To understand how Daam1 regulates Rnf43 and affects the tissues it acts on, Colozza turned to intestinal organelles. “We found that Daam1 is required for Rnf43 to be active, so that Rnf43 regulates Wnt signaling at all. Further work in cells showed that Rnf43 needs Daam1 to move the Wnt receptor Frizzled into vesicles called endosomes. endosomes, Frizzled is transported to lysosomes where it is degraded, reducing Wnt signaling,” adds Colozza.

Intestinal organoids are 3D cell cultures grown from adult intestinal stem cells, allowing researchers to mimic the intestinal mucosa. For Colozza, the organoids were an opportunity to understand how Rnf43 and Daam1 affect the delicate balance of stem cell renewal and differentiation in the gut. “We found that when we knock out Rnf43 or Daam1, the organelles grow into tumor-like structures. These tumor-like organelles continue to grow, even if we withdraw the growth factors they normally depend on, such as R-spondin .”

Activation of Paneth cell formation

When Colozza followed up on this effect in mouse tissue, the researchers were surprised. “When Rnf43 was missing, the intestines developed tumors – as expected. But when Daam1 was missing, no tumors grew. We were puzzled by this striking difference: how can the loss of factors in the same pathway, which behave similarly in organoids, lead to such different results?’

Looking closely at the intestines, Colozza saw that the intestines that lacked Rnf43 were filled with a specific type of secretory cell, Paneth cells. Intestines lacking Daam1, on the other hand, contained no additional Paneth cells. Paneth cells secrete growth factors, such as Wnt, that stimulate cell division. “Daam1 is required for efficient formation of Paneth cells. When Daam1 is active, stem cells differentiate to form Paneth cells. When Daam1 is not active, stem cells differentiate into another cell type.”

Tumors change their location to grow

This link between molecular outcomes and Paneth cells explains the puzzling difference between intestines and organoids. “In organoid culture, we scientists provide growth factors, so knocking out both Rnf43 and Daam1 leads to tumor-like organoids. But in the gut, there is no little scientist providing growth factors. Instead, Paneth cells provide growth factors, such as Wnt, and create the right conditions for stem cells to survive and divide. When Paneth cells are missing – such as when Daam1 is not active to drive the cells to become Paneth cells – the stem cells will not divide much. But when there are too many Paneth cells – as in intestines lacking Rnf43 – excess growth factors can contribute to tumor formation.”

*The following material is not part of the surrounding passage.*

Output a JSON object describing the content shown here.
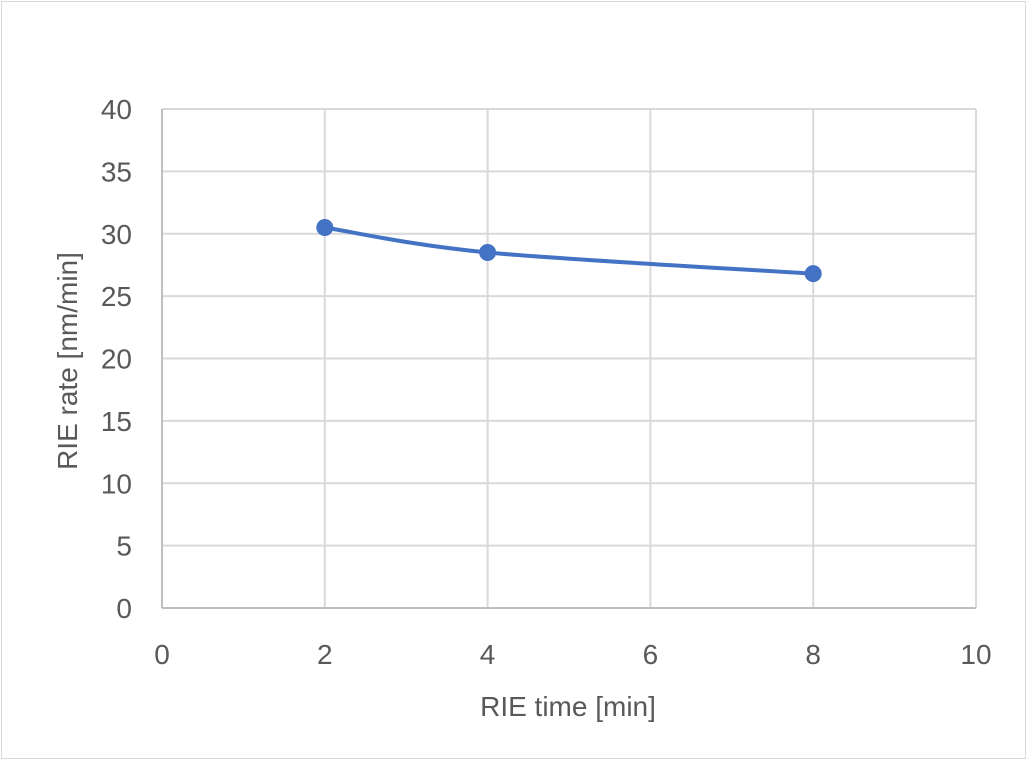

The study by Colozza and colleagues is the first genetic evidence that Daam1, a member of the noncanonical Wnt pathway, is important for Paneth cell determination and is directly involved in the development of this critical secretory cell. The results also shed light on the importance of stem cell location. “We show that cancer cells modify their microenvironment and influence their supportive environment so that they can grow better.”